Despite the court’s decision, the legal battle for the Dawabsha family has not yet ended, as the family is not only going to the Israeli Supreme Court but is also following up on another case in the city of Jerusalem that it filed against the State of Israel in 2016, to pay compensation to the family.
“The sentence to have the killer pay nearly 1 million shekels in compensation will not happen as he does not have the money. We have initiated a legal case against the Israeli government in 2016 because it is responsible since it allowed him to stay on this land, providing him with the standards of living, and therefore it [the state] has to compensate the family. This is a different case than the one in which we obtained the [life sentence] ruling,” Dawabsha explained.
Commenting on his nephew’s stance on the court’s decision, Dawabsha, who has been attending court sessions over the past five years, said, “Ahmed has not been to any session. He was supposed to face off with the killer and testify against him before the court on June 9, but he could not and did not attend.”
“This killer deserves nothing less than death, because if he ever gets out he would burn another family,” he said.
Since the arson attack, the 10-year-old orphan has been living with his grandparents, also in Duma. He has been refusing to visit his parent’s burned house. Ahmed’s treatment may take 10 years.
“His right ear needs complete reconstruction, which takes years. Sixty-five percent of his body is made of plastic skin. [The attack] has had a heavy psychological toll on him. He has been in a daily struggle with himself. ‘Why did they burn us? Why did they kill us?’ he keeps wondering,” the uncle lamented.
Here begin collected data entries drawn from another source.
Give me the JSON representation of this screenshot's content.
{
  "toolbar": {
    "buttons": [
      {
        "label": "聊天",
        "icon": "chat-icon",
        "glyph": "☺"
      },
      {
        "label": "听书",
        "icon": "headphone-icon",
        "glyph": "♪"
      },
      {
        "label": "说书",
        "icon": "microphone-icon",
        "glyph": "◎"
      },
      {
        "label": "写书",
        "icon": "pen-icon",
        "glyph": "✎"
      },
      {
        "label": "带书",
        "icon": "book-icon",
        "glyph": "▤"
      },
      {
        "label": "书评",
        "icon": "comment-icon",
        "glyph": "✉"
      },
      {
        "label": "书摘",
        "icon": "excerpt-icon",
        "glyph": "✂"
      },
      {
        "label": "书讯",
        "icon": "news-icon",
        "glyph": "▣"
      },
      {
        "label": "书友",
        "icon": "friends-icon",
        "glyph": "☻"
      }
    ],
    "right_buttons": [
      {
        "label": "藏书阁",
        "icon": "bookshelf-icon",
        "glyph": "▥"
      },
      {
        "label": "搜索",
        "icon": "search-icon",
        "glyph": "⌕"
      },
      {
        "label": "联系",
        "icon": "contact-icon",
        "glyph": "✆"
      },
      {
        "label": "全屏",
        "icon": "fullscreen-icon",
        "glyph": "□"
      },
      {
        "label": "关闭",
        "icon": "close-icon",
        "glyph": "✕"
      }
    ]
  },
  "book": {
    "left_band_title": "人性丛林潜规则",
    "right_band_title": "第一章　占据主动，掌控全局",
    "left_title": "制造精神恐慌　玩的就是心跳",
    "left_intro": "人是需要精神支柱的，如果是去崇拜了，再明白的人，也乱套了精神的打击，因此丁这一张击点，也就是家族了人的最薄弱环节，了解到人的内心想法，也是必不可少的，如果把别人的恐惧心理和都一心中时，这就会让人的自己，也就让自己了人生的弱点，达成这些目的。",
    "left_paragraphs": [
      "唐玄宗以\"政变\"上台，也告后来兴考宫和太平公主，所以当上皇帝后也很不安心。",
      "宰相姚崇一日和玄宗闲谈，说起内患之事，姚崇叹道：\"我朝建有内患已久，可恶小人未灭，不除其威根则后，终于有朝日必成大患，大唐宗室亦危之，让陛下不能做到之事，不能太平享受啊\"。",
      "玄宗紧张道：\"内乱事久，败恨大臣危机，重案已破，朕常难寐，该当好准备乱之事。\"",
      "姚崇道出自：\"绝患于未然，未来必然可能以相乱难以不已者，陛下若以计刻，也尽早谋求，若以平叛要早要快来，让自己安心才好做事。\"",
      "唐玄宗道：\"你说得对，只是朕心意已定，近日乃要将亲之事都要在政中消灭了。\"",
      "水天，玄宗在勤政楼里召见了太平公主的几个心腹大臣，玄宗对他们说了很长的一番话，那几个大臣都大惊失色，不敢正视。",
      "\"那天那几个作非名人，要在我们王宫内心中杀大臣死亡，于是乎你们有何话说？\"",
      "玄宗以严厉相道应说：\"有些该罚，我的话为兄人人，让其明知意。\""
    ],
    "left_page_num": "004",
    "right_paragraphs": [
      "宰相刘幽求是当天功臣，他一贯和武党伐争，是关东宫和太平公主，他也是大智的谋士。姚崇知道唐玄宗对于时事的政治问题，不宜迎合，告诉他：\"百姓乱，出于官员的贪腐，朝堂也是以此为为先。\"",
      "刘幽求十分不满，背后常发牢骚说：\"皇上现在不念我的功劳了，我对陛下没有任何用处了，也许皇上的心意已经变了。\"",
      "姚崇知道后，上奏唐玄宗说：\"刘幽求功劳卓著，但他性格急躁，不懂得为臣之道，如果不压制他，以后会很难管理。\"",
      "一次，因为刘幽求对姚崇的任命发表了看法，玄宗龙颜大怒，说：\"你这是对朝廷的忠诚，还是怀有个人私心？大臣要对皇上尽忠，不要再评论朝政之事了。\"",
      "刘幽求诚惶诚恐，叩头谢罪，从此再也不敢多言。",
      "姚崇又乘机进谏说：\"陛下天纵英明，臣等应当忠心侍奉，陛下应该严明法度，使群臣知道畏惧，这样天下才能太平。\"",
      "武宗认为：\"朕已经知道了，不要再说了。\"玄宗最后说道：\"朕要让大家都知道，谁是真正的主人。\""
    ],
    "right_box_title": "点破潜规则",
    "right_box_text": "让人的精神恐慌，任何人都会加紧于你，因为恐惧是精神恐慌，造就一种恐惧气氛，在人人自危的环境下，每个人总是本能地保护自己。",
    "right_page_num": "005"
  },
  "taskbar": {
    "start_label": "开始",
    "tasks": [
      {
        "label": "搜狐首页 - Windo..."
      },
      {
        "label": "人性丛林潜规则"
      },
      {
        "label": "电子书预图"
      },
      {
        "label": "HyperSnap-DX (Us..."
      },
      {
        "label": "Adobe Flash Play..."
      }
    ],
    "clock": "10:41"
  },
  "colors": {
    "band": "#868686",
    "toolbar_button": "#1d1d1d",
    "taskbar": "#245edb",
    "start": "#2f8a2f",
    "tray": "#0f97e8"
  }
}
Despite his immense hardships, Ahmed is trying to cope and to lead a normal life. He is a top student and practices his favorite hobby of horseback riding and hurdling. He trains in a nearby village. He also loves to draw.
Five years after the crime, its effects are still visible on Ahmed’s body and face and on his family’s house that is still blackened by the fire. The Dawabsha family seeks to turn the house into a museum so it remains a proof of the horrific crime. They donated the house and its land to the Palestinian government for this purpose, awaiting funding for the museum project.